"Yes, I can imagine it [Fallen Angels] was quite scandalous in its time," says Dougan, somewhat understatedly. A few seconds later, she's laughing at a newspaper reference which paralleled the play's action with the real lives of certain Auckland socialites.
A comedy of manners about social expectations, female friendship, sex, marriage and the upper classes, Fallen Angels takes place in the opulent London apartment of Julia Sterroll (Lisa Chappell). She intends having a pleasant weekend with her lifelong gal-pal and neighbour Jane Banbury (Dougan) while their husbands (played by Stephen Lovatt and Stelios Yiakmis) go on a golfing weekend.
But Julia and Jane's plans are thrown into chaos by the arrival of a postcard from an ex-lover, alluring Frenchman Maurice Duclos (Jonathan Allen), who announces he intends to visit them. Contented but bored in their respective marriages, Julia and Jane are soon thinking about what might have been and downing glass after glass of champagne to quell their nerves. As the girls lose their inhibitions, petty jealousies and insecurities surface and the insults begin to fly. All this is watched by Julia's wily maid, Saunders (Priyanka Xi).
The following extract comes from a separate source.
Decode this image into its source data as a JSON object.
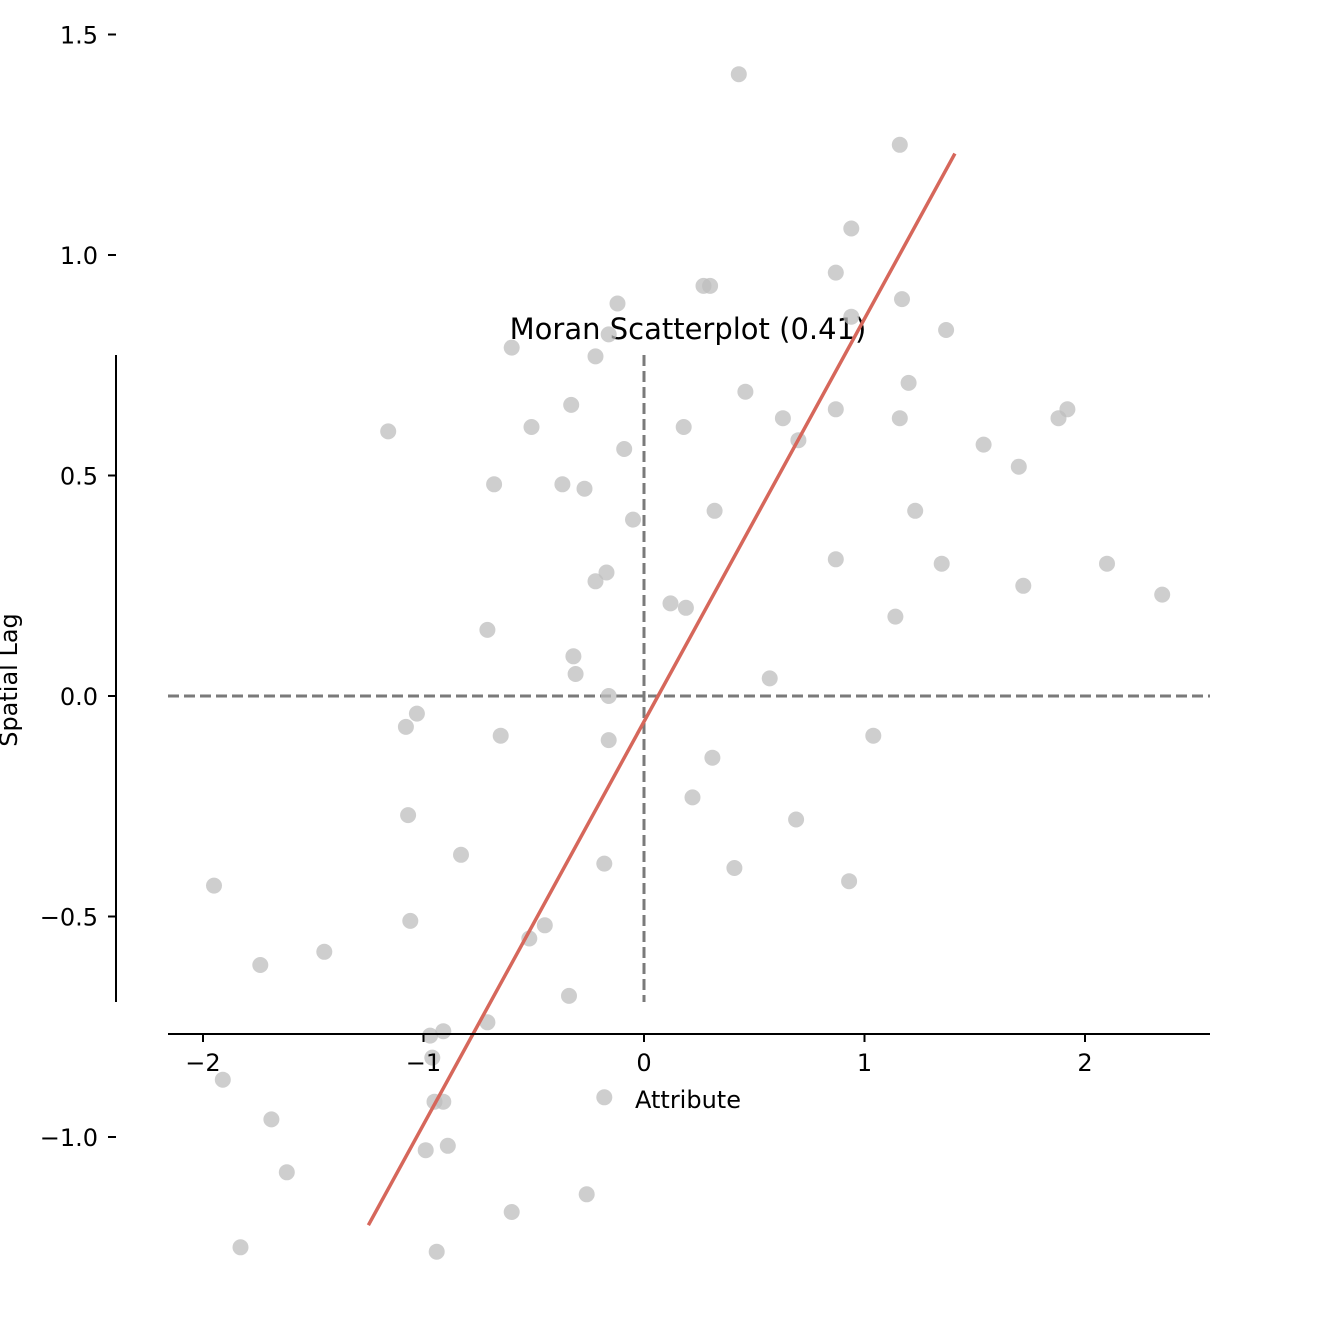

"It's very funny and very fun to play," says Dougan. "Playing a drunk is always a great acting challenge. The way to approach it is to try not to appear drunk."
Any special advice on that from Dougan's former Unitec drama teacher and Fallen Angels director Raymond Hawthorne? "No, we just assume everyone knows how to do that."
Despite an extensive CV, which has seen her work mainly at Court Theatre in Christchurch and at Dunedin's Fortune Theatre, Dougan has never appeared in a Noel Coward play. She says that's okay because she understands the style and enjoys plays that, like Coward's, are dexterous with language and work on multiple levels.
"Each of the women goes through a huge arc in the play and it's lovely to have this big, sweeping arc to play with. They are witty, intelligent and charming characters but they're also vulnerable and questioning what life is all about. They are very much the central protagonists and it's lovely to have a play that features women so strongly.
"We see them desperately trying to do the right thing but all the while we are asking - they're asking - what the right thing actually is. Their lives are idyllic but there's a but."
Hawthorne sees the comedy as about the conflict between a comfortable existence and the desire for past excitement.
Even if they are behaving badly, Hawthorne says the players are upmarket and the set needs to be classy and stylish to match.
He and designer Tracey Grant Lord have worked determinedly to emphasise how desirable Julia's and Jane's lives are by creating a sumptuous set, including importing fabric from New York.